Where was I? Oh yes, the music. Hansard is an exceptionally gifted singer-songwriter, one of the very few I’ve known who can take the standard “one man and his acoustic guitar” trope and fashion from it something that demands undivided attention and respect. The first song of the evening, though, was an acapella reading of “Spencer The Rover”, the traditional English folk song made famous by John Martyn – a beautiful rendition that held the entire audience in rapt silence. A warm smile flickered across Hansard’s face as he sang – there was no enforced jollity and no lumpen attempts at humour, just a twinkling acknowledgement of the innately communal experience of live performance. Hansard was clearly happy to be in Vienna, and made frequent reference to the fact that it had been ten years since he had first played here with his friend and fellow singer-songwriter, the late Mic Christopher.
As the evening went on, it was this sense of an affectionate, yet wholly serious conversation being conducted between performer and audience that came across in every note Hansard played and each syllable he sang. That intimacy was inscribed in the natural, easygoing banter between songs, in the heartfelt drama of Hansard’s lyrics, in the emotional strength of his voice and in the astonishing dexterity and power of his guitar playing. Indeed, that wrecked-looking instrument was the source of some of the evening’s most delicious surprises. Hansard made liberal use of loops and effects pedals throughout the performance, transforming acoustic into electric and compellingly broadening the form of his miniature symphonies. That said, two of the starkest moments came when Hansard sat down at the unamplified piano at the back of the stage and sang off-mike, and when he did the same thing on guitar while standing at the front of the stage.

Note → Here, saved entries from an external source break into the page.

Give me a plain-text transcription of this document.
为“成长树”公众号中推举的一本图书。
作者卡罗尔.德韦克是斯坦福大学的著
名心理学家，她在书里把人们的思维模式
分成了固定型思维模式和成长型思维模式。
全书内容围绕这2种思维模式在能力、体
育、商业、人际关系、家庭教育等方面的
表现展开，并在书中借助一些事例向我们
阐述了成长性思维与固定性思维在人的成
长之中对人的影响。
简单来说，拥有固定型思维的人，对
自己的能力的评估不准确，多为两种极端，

The highlights, though, were the songs I’d hoped Hansard would play: his blissful reimagining of Van Morrison’s “Astral Weeks”, and the lovelorn triptych from Once – “Lies”, “Falling Slowly” and “When Your Mind’s Made Up” – songs which have been living gently in my head for years now, their broken beauty as compelling and eloquent as ever. A rousing take on Dylan’s “Forever Young” and he was gone, but the memories of this night will take a lot longer to shift.